I really wasn't happy where certain things were organized and it's hard to find the proper forum for some things that we discuss but might properly belong in a few places. I've tried to make it easier to categorize issues related to the Church in a new parent forum by the same name. I've moved Worship, Preaching, Evangelism, and Church History into that forum. I've also created two new fora called Church Office and Church Order.

Church Office is for discussions related to Office bearers. More delicate matters still belong in the Elders only, Deacons Only, or Pastoral Concerns fora but this forum will allow for material related to training Church Officers or concerns, etc. I already moved a thread recently posted by Pastor Webb there.

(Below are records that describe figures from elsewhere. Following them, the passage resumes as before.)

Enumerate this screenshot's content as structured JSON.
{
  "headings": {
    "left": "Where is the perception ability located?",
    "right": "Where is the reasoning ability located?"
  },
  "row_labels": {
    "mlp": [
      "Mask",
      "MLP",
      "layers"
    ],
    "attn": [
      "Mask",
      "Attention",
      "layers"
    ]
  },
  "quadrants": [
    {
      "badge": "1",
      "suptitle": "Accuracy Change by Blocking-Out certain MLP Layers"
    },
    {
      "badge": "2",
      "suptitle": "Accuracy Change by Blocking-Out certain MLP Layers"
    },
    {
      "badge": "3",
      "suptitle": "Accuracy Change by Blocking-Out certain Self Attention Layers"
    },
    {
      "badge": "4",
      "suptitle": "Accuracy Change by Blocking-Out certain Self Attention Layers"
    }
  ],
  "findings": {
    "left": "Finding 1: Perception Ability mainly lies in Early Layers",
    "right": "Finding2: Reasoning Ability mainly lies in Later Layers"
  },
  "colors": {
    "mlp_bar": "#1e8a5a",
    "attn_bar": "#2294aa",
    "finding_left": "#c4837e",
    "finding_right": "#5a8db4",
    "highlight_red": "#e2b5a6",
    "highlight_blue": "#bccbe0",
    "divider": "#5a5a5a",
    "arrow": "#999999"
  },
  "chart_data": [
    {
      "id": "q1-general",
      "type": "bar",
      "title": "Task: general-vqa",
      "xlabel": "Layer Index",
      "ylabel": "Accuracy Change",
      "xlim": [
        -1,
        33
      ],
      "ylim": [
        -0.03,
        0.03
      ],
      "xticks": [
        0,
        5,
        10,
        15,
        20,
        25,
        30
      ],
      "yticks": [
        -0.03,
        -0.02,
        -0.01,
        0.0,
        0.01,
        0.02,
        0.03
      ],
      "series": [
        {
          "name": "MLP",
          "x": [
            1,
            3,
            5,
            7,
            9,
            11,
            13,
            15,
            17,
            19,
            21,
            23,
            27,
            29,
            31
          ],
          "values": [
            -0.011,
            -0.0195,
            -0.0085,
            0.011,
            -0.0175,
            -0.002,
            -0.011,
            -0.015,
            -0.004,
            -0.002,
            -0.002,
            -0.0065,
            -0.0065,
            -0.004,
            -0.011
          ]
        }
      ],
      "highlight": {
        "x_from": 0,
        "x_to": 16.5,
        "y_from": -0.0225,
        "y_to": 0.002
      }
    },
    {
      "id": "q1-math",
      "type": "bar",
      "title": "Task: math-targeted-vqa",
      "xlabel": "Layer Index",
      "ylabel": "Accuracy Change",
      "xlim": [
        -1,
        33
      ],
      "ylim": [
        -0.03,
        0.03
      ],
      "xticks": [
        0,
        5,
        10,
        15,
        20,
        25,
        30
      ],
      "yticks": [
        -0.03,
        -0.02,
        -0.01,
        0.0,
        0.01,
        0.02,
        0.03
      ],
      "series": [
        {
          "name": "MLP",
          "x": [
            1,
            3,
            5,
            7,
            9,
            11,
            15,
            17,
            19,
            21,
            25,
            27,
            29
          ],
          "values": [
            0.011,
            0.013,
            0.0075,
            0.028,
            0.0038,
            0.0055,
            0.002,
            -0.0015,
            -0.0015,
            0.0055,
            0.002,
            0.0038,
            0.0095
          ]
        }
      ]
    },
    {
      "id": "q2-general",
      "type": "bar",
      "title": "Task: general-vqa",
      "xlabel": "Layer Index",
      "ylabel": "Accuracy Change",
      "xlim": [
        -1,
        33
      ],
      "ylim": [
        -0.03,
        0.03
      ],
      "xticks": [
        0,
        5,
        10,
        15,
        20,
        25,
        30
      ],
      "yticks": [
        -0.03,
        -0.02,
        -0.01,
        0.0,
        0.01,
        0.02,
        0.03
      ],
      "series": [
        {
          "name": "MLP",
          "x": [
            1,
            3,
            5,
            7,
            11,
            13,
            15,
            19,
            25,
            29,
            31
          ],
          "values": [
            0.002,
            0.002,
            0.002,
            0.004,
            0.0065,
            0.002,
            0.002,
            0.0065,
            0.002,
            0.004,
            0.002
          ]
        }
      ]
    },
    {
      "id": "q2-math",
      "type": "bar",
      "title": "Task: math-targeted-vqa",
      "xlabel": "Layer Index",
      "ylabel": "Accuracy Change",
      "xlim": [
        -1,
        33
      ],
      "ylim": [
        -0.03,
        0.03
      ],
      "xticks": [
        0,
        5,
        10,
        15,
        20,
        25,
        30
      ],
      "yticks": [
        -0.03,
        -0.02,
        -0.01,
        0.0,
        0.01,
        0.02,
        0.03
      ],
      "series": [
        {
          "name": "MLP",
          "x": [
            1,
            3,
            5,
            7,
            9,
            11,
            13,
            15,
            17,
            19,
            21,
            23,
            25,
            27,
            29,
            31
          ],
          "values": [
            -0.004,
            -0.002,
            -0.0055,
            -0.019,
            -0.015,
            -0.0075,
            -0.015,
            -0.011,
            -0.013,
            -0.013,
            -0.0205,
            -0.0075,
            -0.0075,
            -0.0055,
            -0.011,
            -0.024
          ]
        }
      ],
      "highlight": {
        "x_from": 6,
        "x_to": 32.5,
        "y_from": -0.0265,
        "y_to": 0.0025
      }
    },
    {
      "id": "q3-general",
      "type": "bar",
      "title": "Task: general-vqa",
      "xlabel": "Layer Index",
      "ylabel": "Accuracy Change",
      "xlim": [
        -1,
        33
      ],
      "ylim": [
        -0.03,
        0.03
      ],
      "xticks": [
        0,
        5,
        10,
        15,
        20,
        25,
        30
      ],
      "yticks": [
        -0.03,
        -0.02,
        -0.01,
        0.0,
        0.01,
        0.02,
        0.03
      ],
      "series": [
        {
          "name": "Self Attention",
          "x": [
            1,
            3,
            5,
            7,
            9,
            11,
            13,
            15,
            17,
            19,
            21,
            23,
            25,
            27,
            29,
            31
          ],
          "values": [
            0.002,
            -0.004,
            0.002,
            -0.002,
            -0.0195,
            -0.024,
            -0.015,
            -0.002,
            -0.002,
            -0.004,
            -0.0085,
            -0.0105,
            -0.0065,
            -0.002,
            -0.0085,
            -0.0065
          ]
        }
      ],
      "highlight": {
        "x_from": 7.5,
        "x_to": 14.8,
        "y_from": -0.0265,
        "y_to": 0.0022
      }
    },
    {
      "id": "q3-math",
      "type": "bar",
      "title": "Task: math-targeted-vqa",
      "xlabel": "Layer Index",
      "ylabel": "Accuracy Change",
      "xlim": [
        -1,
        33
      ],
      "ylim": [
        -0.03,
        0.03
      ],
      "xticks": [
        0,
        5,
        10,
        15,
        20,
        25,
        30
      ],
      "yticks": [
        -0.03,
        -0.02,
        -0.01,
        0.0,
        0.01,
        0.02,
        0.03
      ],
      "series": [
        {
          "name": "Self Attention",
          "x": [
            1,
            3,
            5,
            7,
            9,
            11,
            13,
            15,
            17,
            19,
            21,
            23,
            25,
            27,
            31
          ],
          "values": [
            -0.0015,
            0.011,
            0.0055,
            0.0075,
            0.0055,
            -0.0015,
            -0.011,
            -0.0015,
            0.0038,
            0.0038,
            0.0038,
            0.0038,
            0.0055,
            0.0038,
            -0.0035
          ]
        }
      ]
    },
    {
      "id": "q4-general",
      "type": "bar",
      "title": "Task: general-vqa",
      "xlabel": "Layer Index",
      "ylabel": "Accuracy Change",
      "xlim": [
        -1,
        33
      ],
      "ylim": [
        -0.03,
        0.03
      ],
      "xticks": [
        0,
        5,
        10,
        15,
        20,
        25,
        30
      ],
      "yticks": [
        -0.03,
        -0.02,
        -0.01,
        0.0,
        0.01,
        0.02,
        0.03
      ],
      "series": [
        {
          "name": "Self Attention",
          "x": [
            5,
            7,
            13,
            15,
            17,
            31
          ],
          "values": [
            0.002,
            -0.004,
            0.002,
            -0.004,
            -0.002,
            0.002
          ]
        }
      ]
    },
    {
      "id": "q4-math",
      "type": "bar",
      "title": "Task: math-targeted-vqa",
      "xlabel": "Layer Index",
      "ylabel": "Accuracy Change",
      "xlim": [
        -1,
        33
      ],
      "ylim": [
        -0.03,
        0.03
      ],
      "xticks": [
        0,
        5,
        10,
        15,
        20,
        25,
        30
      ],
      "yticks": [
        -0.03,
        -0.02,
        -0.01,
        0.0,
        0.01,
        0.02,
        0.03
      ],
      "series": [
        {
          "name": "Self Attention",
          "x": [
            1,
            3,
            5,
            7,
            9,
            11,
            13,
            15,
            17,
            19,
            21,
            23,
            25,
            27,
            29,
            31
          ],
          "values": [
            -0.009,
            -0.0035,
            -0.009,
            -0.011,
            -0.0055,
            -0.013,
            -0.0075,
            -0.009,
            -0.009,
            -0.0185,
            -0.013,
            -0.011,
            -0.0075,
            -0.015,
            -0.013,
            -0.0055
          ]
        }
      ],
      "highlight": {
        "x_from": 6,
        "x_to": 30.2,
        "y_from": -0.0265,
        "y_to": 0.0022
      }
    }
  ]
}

Church Order is for discussions related to stuff that you find in Books of Church Order from admin of the Sacraments, Church Discipline, and suggested forms for worship.

In short, the new collection of fora is kind of geared toward the practical theological matters and circumstances that come up all the time and we've never had a good place to put them or some were scattered into multiple parent fora. I've tried to collect those that belong here and add the fora I think we need to round it out.

Thoughts?


----------



## raekwon (Dec 13, 2007)

I thought that things looked a little different!

Looks good, Rich. Things are easier to find now, and I especially appreciate the new Church Office and Church Order forums.


----------



## raekwon (Dec 13, 2007)

(I do wonder, though, if perhaps the Ecclesiology forum should now be a sub-forum under "The Church".)


----------



## Semper Fidelis (Dec 13, 2007)

raekwon said:


> (I do wonder, though, if perhaps the Ecclesiology forum should now be a sub-forum under "The Church".)



I considered that but my reasoning for leaving in theology was that I thought Ecclesiology would fit more properly with the other systematic topics in the theology forum while the Church forum was more for practical theological matters. It's sort of the same reason Baptism stays over in Theology even though it could also be discussed in Church Order from some aspects.

I guess if it becomes confusing I could move it over at some point.


----------